Still, many people were seeking to make the landmark bill not only a national holiday, but one with paid benefits. Now one Texas city has taken that step.

Starting in 2022, roughly 7,000 city workers in Fort Worth, Texas, will receive paid time off as they enjoy their Juneteenth festivities. On Tuesday, August 10, the City Council unanimously approved the resolution-making June 19 a paid day off.

Civic leader and retired educator Opal Lee, affectionally known as that “grandmother of the movement,” has been a critical player in bringing national attention to the importance of the day. The local figure received praise for efforts while speaking on the achievement. 

“I just want to say thank you. … And just know that we’ve got [more] work to do,” Lee told the council Tuesday night during its meeting on the matter. “I want the city to realize that what we’re doing is not a me thing. It’s a we thing.” The 94-year-old championed elected leaders to work together on several issues, including racial disparity, unemployment, and homelessness.

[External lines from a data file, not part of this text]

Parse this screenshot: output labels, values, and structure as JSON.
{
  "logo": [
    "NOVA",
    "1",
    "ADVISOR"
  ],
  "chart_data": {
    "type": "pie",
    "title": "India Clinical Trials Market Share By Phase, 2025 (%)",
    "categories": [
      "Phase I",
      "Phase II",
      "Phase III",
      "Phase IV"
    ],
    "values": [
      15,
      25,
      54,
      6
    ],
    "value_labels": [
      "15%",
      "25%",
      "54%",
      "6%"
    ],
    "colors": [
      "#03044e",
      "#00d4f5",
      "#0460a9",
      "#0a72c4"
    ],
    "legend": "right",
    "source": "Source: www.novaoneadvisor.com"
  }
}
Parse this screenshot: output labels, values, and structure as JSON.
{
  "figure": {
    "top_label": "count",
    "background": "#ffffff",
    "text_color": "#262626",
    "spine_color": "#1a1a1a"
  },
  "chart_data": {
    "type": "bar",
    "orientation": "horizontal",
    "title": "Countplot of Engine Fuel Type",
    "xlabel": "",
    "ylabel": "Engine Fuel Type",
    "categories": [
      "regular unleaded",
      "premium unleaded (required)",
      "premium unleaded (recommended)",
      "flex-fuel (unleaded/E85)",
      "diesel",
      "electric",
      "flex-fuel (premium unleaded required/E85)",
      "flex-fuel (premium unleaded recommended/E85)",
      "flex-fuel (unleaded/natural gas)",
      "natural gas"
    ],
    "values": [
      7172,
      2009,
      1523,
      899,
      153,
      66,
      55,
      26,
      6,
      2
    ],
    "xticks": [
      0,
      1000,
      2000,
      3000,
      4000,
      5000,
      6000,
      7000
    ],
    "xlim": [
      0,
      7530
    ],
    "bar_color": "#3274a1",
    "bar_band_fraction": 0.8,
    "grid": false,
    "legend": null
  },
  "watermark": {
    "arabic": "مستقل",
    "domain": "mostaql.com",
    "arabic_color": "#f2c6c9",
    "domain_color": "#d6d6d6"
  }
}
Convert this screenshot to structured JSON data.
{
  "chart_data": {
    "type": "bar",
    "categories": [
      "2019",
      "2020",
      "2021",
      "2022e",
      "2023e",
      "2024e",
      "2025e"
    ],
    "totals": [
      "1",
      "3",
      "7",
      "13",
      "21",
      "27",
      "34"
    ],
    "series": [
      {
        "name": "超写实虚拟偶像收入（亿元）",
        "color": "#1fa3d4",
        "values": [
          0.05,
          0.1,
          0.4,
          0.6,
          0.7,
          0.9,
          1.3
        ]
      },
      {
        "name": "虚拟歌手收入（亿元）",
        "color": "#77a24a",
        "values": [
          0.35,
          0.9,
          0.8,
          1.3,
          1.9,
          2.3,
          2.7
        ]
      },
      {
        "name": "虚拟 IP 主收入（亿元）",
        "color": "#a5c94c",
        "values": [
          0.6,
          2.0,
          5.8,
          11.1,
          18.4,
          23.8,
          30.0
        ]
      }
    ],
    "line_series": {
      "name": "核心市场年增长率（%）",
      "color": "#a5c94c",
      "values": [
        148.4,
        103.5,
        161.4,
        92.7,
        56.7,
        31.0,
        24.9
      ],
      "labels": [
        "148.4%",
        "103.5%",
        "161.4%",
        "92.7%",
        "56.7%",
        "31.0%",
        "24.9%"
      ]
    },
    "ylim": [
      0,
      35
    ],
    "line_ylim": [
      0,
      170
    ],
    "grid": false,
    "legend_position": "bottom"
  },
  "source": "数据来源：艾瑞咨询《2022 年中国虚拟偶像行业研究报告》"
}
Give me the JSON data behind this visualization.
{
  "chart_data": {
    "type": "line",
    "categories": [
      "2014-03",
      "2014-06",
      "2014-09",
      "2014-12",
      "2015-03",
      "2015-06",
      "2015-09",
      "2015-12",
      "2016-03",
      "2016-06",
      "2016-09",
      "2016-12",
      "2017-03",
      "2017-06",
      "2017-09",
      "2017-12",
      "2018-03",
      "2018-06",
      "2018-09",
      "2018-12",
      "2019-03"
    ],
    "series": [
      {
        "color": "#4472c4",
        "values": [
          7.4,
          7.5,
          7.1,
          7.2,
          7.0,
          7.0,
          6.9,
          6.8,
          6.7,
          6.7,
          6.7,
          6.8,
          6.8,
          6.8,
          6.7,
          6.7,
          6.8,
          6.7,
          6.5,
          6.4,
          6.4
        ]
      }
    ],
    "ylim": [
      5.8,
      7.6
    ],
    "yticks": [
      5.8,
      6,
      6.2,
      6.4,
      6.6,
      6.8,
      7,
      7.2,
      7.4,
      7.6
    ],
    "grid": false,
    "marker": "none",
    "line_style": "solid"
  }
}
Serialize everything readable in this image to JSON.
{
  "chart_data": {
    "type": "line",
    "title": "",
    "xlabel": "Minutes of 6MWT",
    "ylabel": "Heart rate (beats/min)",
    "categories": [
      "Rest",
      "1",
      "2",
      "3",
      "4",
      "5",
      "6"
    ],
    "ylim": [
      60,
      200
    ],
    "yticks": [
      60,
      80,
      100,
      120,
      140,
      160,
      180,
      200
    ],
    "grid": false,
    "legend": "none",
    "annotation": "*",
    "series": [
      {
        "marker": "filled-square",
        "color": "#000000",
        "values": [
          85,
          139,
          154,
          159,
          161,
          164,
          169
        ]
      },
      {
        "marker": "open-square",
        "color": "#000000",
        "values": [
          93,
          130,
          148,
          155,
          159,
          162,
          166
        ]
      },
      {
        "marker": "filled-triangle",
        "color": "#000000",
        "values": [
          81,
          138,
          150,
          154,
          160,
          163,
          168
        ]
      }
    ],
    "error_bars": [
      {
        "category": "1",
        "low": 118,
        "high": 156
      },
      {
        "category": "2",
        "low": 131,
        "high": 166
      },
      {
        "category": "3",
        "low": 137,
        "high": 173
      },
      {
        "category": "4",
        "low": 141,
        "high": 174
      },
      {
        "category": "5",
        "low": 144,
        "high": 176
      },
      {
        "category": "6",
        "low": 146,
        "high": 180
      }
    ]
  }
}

Before the decision was passed down, Councilwoman Gyna Bivens held up a book and addressed the longtime civic leader. In her hand was Charles A. Taylor’s “Juneteenth: A Celebration of.” “I just wanted to show you something that you were taking around the city probably a decade ago … educating the public about Juneteenth,” Bivens said while addressing Lee. 

In June, Lee attended President Biden’s signing ceremony for the new Juneteenth federal holiday and was given the first of several pens Biden used to sign his name.

Washington, D.C., has recognized Juneteenth as an official holiday since 2004. Now Fort Worth becomes the latest city to offer workers the day as a paid holiday, joining Kansas City, Missouri; Wilmington, Delaware; Springfield, Illinois; and others.